Lucas et Bute, son successeur, sont toujours des amis. Avant son dernier combat, Lucas lui a adressé un message texte de bonne chance. Cependant, il semble fini le temps où tout le monde allait prendre une bière ensemble. Il n'y a pas si longtemps encore, Lucas et les gens d'InterBox étaient tous si étroitement liés. Ensemble, ils avaient participé à huit combats de championnat du monde. Ensemble, ils avaient pleuré ou festoyé, selon le cas.
Ceux qui triment dur dans le gymnase d'interBox, boxeurs et entraîneurs, ont encore de l'affection pour Lucas. On en a eu une belle démonstration lundi soir à l'occasion de son intronisation au temple de la renommée du Panthéon des sports du Québec. Une table complète était occupée par ses anciens partenaires. J'y ai vu Bute, Stéphan Larouche, Jean-François Bergeron, Pierre Bouchard, David Messier et l'entraîneur de Pier-Olivier Côté, François Duguay.

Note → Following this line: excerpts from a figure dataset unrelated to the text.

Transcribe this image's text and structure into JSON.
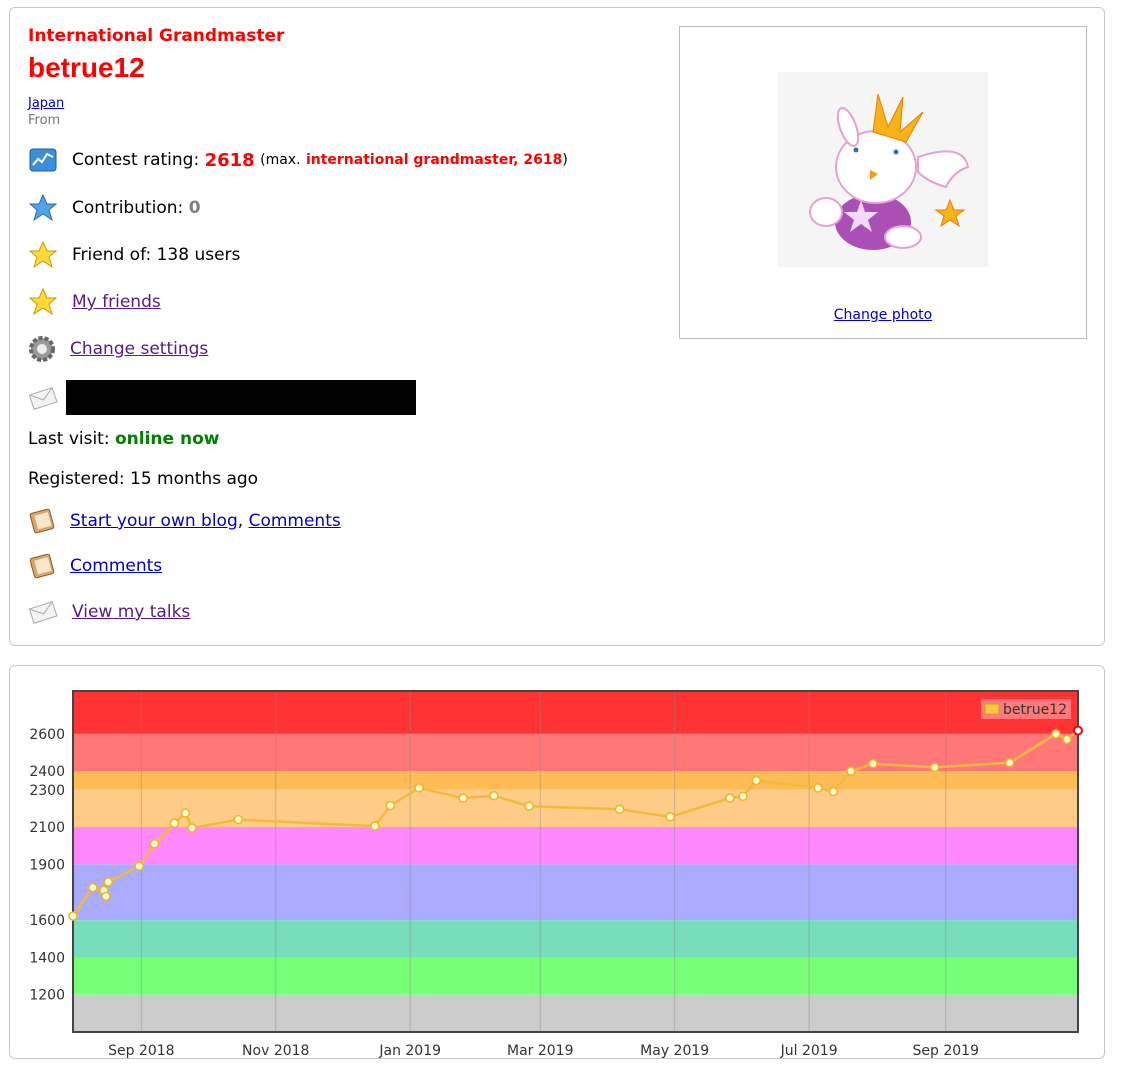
{
  "profile": {
    "rank": "International Grandmaster",
    "handle": "betrue12",
    "country": "Japan",
    "from_label": "From",
    "rating_label": "Contest rating:",
    "rating": "2618",
    "max_open": "(max.",
    "max_rank": "international grandmaster, 2618",
    "max_close": ")",
    "contribution_label": "Contribution:",
    "contribution": "0",
    "friend_of": "Friend of: 138 users",
    "my_friends": "My friends",
    "change_settings": "Change settings",
    "last_visit_label": "Last visit:",
    "last_visit": "online now",
    "registered": "Registered: 15 months ago",
    "start_blog": "Start your own blog",
    "comments_inline": "Comments",
    "comma": ",",
    "comments": "Comments",
    "view_talks": "View my talks",
    "change_photo": "Change photo"
  },
  "icons": {
    "rating": "rating-chart-icon",
    "contribution": "blue-star-icon",
    "friend_of": "yellow-star-icon",
    "my_friends": "yellow-star-icon",
    "settings": "gear-icon",
    "email": "envelope-icon",
    "blog": "notebook-icon",
    "comments": "notebook-icon",
    "talks": "envelope-icon"
  },
  "colors": {
    "rank_red": "#ff0000",
    "online_green": "#008000",
    "series": "#f5c842"
  },
  "chart_data": {
    "type": "line",
    "series": [
      {
        "name": "betrue12",
        "points": [
          [
            "2018-08-01",
            1622
          ],
          [
            "2018-08-10",
            1775
          ],
          [
            "2018-08-15",
            1760
          ],
          [
            "2018-08-16",
            1728
          ],
          [
            "2018-08-17",
            1805
          ],
          [
            "2018-08-31",
            1890
          ],
          [
            "2018-09-07",
            2010
          ],
          [
            "2018-09-16",
            2120
          ],
          [
            "2018-09-21",
            2175
          ],
          [
            "2018-09-24",
            2095
          ],
          [
            "2018-10-15",
            2140
          ],
          [
            "2018-12-16",
            2105
          ],
          [
            "2018-12-23",
            2215
          ],
          [
            "2019-01-05",
            2310
          ],
          [
            "2019-01-25",
            2255
          ],
          [
            "2019-02-08",
            2268
          ],
          [
            "2019-02-24",
            2212
          ],
          [
            "2019-04-06",
            2195
          ],
          [
            "2019-04-29",
            2155
          ],
          [
            "2019-05-26",
            2255
          ],
          [
            "2019-06-01",
            2265
          ],
          [
            "2019-06-07",
            2350
          ],
          [
            "2019-07-05",
            2310
          ],
          [
            "2019-07-12",
            2290
          ],
          [
            "2019-07-20",
            2400
          ],
          [
            "2019-07-30",
            2440
          ],
          [
            "2019-08-27",
            2420
          ],
          [
            "2019-09-30",
            2445
          ],
          [
            "2019-10-21",
            2600
          ],
          [
            "2019-10-26",
            2570
          ],
          [
            "2019-10-31",
            2618
          ]
        ]
      }
    ],
    "x_ticks": [
      "Sep 2018",
      "Nov 2018",
      "Jan 2019",
      "Mar 2019",
      "May 2019",
      "Jul 2019",
      "Sep 2019"
    ],
    "y_ticks": [
      1200,
      1400,
      1600,
      1900,
      2100,
      2300,
      2400,
      2600
    ],
    "ylim": [
      1000,
      2830
    ],
    "xlim": [
      "2018-08-01",
      "2019-10-31"
    ],
    "bands": [
      {
        "from": 1000,
        "to": 1200,
        "color": "#cccccc"
      },
      {
        "from": 1200,
        "to": 1400,
        "color": "#77ff77"
      },
      {
        "from": 1400,
        "to": 1600,
        "color": "#77ddbb"
      },
      {
        "from": 1600,
        "to": 1900,
        "color": "#aaaaff"
      },
      {
        "from": 1900,
        "to": 2100,
        "color": "#ff88ff"
      },
      {
        "from": 2100,
        "to": 2300,
        "color": "#ffcc88"
      },
      {
        "from": 2300,
        "to": 2400,
        "color": "#ffbb55"
      },
      {
        "from": 2400,
        "to": 2600,
        "color": "#ff7777"
      },
      {
        "from": 2600,
        "to": 2830,
        "color": "#ff3333"
      }
    ],
    "grid": true,
    "legend": "top-right"
  }
}
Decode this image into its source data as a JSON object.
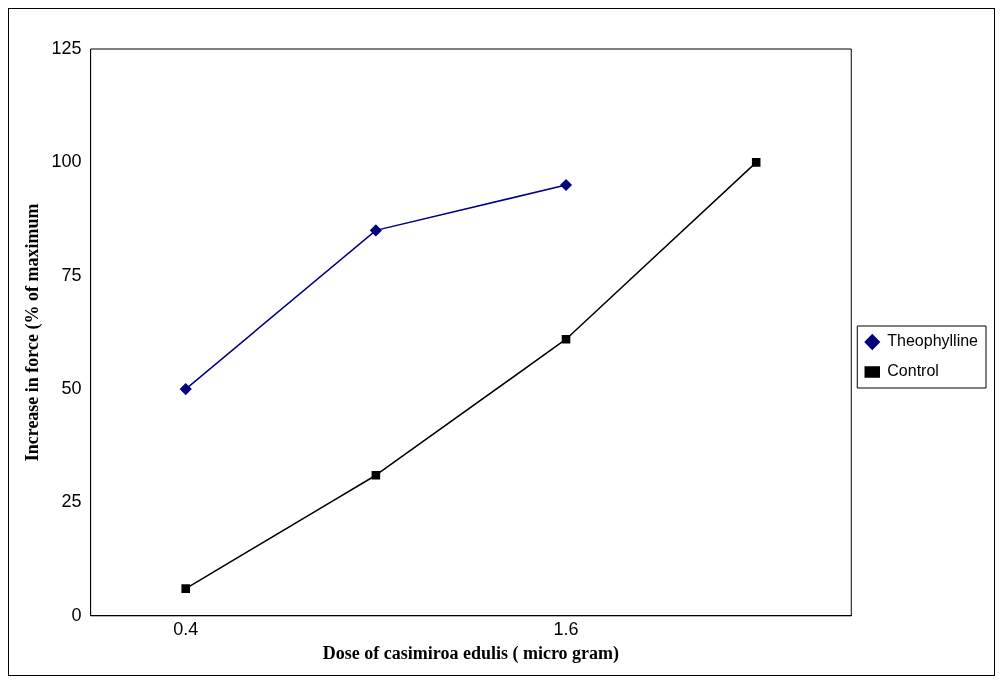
{
  "chart_data": {
    "type": "line",
    "xlabel": "Dose of casimiroa edulis ( micro gram)",
    "ylabel": "Increase in force (% of maximum",
    "categories": [
      "0.4",
      null,
      "1.6",
      null
    ],
    "series": [
      {
        "name": "Theophylline",
        "color": "#000080",
        "values": [
          50,
          85,
          95,
          null
        ],
        "marker": "diamond"
      },
      {
        "name": "Control",
        "color": "#000000",
        "values": [
          6,
          31,
          61,
          100
        ],
        "marker": "square"
      }
    ],
    "ylim": [
      0,
      125
    ],
    "yticks": [
      0,
      25,
      50,
      75,
      100,
      125
    ],
    "grid": false,
    "legend": "right",
    "line_style": "solid"
  }
}
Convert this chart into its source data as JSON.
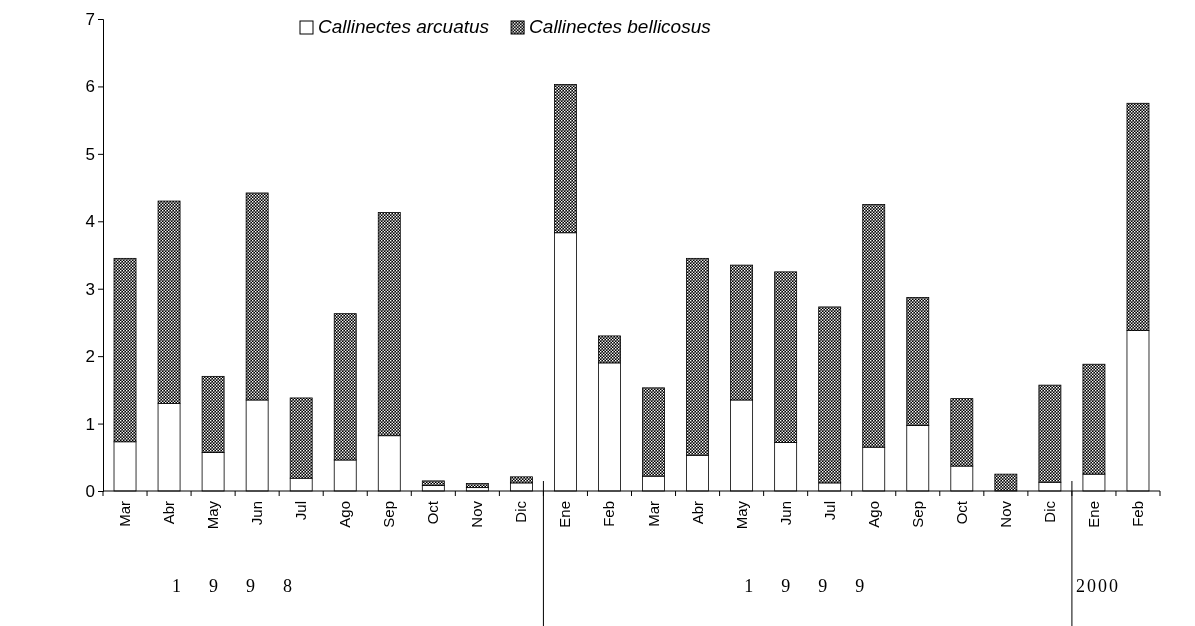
{
  "chart_data": {
    "type": "bar",
    "stacked": true,
    "categories": [
      "Mar",
      "Abr",
      "May",
      "Jun",
      "Jul",
      "Ago",
      "Sep",
      "Oct",
      "Nov",
      "Dic",
      "Ene",
      "Feb",
      "Mar",
      "Abr",
      "May",
      "Jun",
      "Jul",
      "Ago",
      "Sep",
      "Oct",
      "Nov",
      "Dic",
      "Ene",
      "Feb"
    ],
    "series": [
      {
        "name": "Callinectes arcuatus",
        "color": "#ffffff",
        "values": [
          0.73,
          1.3,
          0.57,
          1.35,
          0.19,
          0.46,
          0.82,
          0.08,
          0.05,
          0.12,
          3.83,
          1.9,
          0.22,
          0.53,
          1.35,
          0.72,
          0.12,
          0.65,
          0.97,
          0.37,
          null,
          0.13,
          0.25,
          2.38
        ]
      },
      {
        "name": "Callinectes bellicosus",
        "color": "#000000",
        "values": [
          2.72,
          3.0,
          1.13,
          3.07,
          1.19,
          2.17,
          3.31,
          0.07,
          0.06,
          0.09,
          2.2,
          0.4,
          1.31,
          2.92,
          2.0,
          2.53,
          2.61,
          3.6,
          1.9,
          1.0,
          0.25,
          1.44,
          1.63,
          3.37
        ]
      }
    ],
    "ylim": [
      0,
      7
    ],
    "yticks": [
      0,
      1,
      2,
      3,
      4,
      5,
      6,
      7
    ],
    "grid": false,
    "legend": "top",
    "annotations": [
      "1998",
      "1999",
      "2000"
    ]
  }
}
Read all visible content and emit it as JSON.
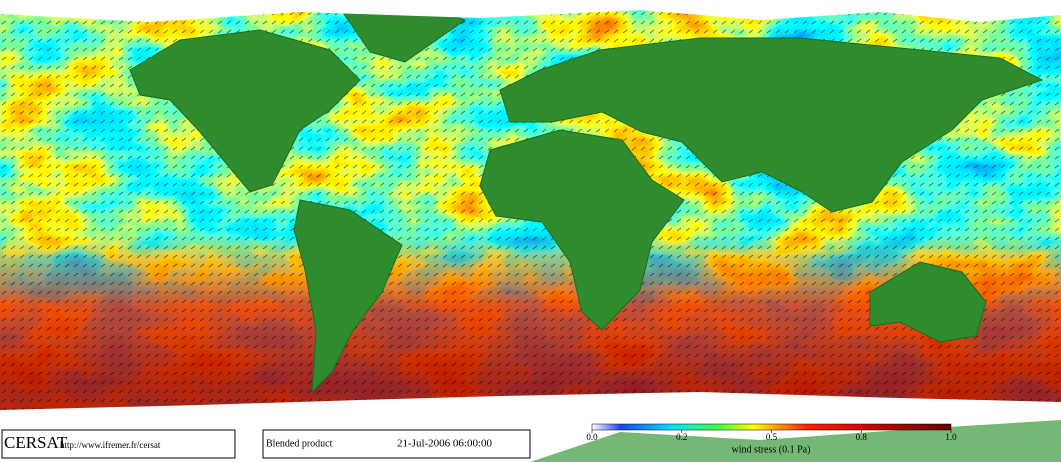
{
  "footer": {
    "logo": "CERSAT",
    "url": "http://www.ifremer.fr/cersat",
    "product": "Blended product",
    "timestamp": "21-Jul-2006 06:00:00"
  },
  "colorbar": {
    "ticks": [
      "0.0",
      "0.2",
      "0.5",
      "0.8",
      "1.0"
    ],
    "label": "wind stress (0.1 Pa)"
  }
}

C'est à Larouche, son ex-entraîneur, qu'on a demandé de présenter le nouvel intronisé. Le message sur vidéo, chaleureux et bien senti, a été enregistré deux ou trois jours avant le récent combat de Bute. Larouche n'a donc pas tenu compte de la saga judiciaire entre Lucas et son patron à Sportscene, Jean Bédard. Il a notamment mentionné que si la boxe québécoise est devenue ce qu'elle est aujourd'hui, c'est à Lucas qu'elle le doit. Sans son énorme contribution à la boxe locale, sans son intégrité et sa ténacité, il n'y aurait pas de Bute et de Jean Pascal pour la rehausser aujourd'hui.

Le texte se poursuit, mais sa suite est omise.